Data for HSP patients hospitalized at each of seven institutes were retrospectively analyzed. Patients were divided into four groups according to the consequent severity of GI involvement. Identification of laboratory parameters at the time of admission were then used to differentiate the groups, and a scoring system to predict gross intestinal bleeding was constructed. Prognostic efficiency, correlation with the subsequent duration of abdominal pain, and association with manifestations excluding abdominal pain were also analyzed.

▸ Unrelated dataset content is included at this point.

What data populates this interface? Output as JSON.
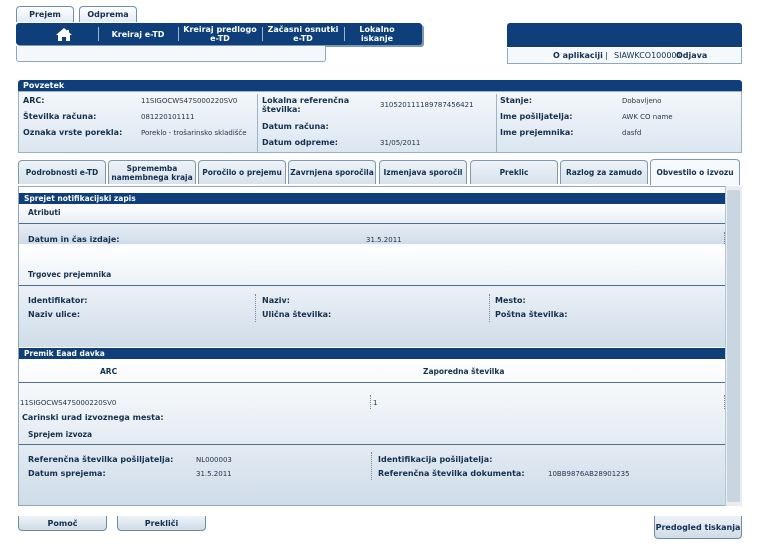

An analysis of variance (ANOVA) test showed significant intergroup differences in white blood cell (WBC) count, neutrophil count, serum albumin, potassium, plasma D-dimer and coagulation factor XIII activity. A scoring system consisting of these parameters showed a good prognostic value for gross intestinal bleeding in a receiver operating characteristic (ROC) analysis, and a cut-off value of 4 points showed a sensitivity of 90.0% and specificity of 80.6%. The score was also correlated with the duration of abdominal pain after admission. A significantly higher score (s) was observed in patients presenting with nephritis, although the predictive value was poor.


A scoring system consisting of generally available parameters was of use in predicting severe GI involvement in HSP patients. Although further study is needed, initial therapy in accordance with disease activity may be taken into consideration using this scoring system.